Within these domains lie two pairs of amino acids each that have been known to be highly conserved as shown below. Thus the distance over time between the pairs of histidine and arginine were measured. The RMSD of both HEPN regions was also measured compared to the original structure as a reference. Root mean square deviation is a fundamental metric for measuring structural deviation during the simulation process. By calculating the deviation of structures at different time points, it is possible to assess the stability of the system.
Figure 7: The two pairs of amino acids on each HEPN domain. HEPN-I contains the 1255th and 1260th which are Histidine and Arginine respectively. The histidine and arginine pairs for HEPN-II are 1936 and 1941 (Wang et al).

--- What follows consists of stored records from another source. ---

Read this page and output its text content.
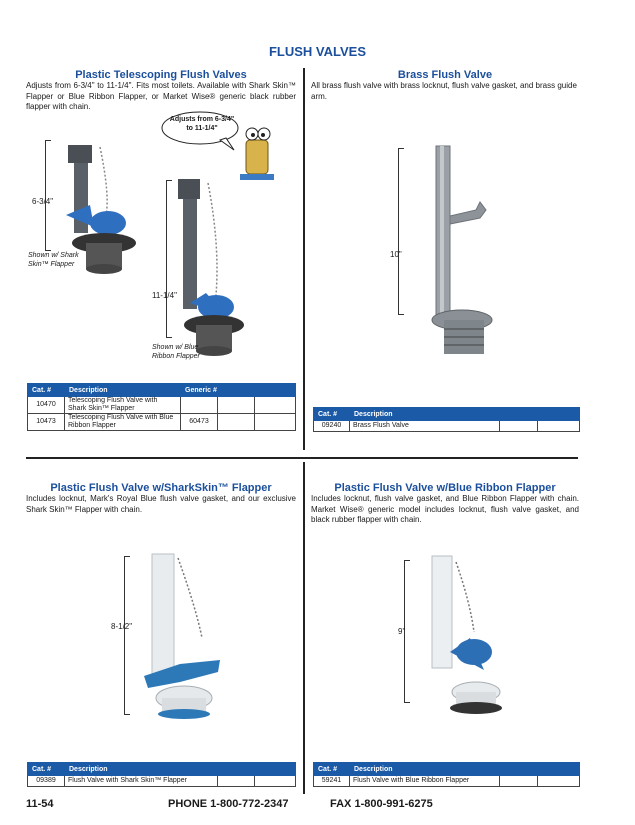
FLUSH VALVES
Plastic Telescoping Flush Valves
Adjusts from 6-3/4" to 11-1/4". Fits most toilets. Available with Shark Skin™ Flapper or Blue Ribbon Flapper, or Market Wise® generic black rubber flapper with chain.
Adjusts from 6-3/4" to 11-1/4"
6-3/4"
11-1/4"
Shown w/ Shark Skin™ Flapper
Shown w/ Blue Ribbon Flapper
Cat. #	Description	Generic #		
10470	Telescoping Flush Valve with Shark Skin™ Flapper			
10473	Telescoping Flush Valve with Blue Ribbon Flapper	60473		
Brass Flush Valve
All brass flush valve with brass locknut, flush valve gasket, and brass guide arm.
10"
Cat. #	Description		
09240	Brass Flush Valve		
Plastic Flush Valve w/SharkSkin™ Flapper
Includes locknut, Mark's Royal Blue flush valve gasket, and our exclusive Shark Skin™ Flapper with chain.
8-1/2"
Cat. #	Description		
09389	Flush Valve with Shark Skin™ Flapper		
Plastic Flush Valve w/Blue Ribbon Flapper
Includes locknut, flush valve gasket, and Blue Ribbon Flapper with chain. Market Wise® generic model includes locknut, flush valve gasket, and black rubber flapper with chain.
9"
Cat. #	Description		
59241	Flush Valve with Blue Ribbon Flapper		
11-54	PHONE 1-800-772-2347	FAX 1-800-991-6275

Figure 8a,b. Distance over time for both pairs of amino acids.
Figure 9a,b. Root mean square deviations of each back bone.
It is observed in figure 7 that both amino acid pair distances remain stable throughout the process of the simulation. Furthermore, as shown by the RMSD graphs the values range from 0-2. Generally if the value is small (under 1 or 2 angstroms), the match is pretty good and we call these "very similar" structures. If the value is higher, such as 3 or 4, it's hard to know if that means all of the selected atoms are about 3-4 angstroms from where they are in the reference, or if it means that many of the atoms match very closely (1-2), and that other atoms deviate more strongly (4-5, or maybe more). The goal of this specific RMSD is to compare how the simulated structure changes over time with respect to the experimental structure.
Overall we can conclude that the general stability of the Cas13a is maintained once the fusion protein is created.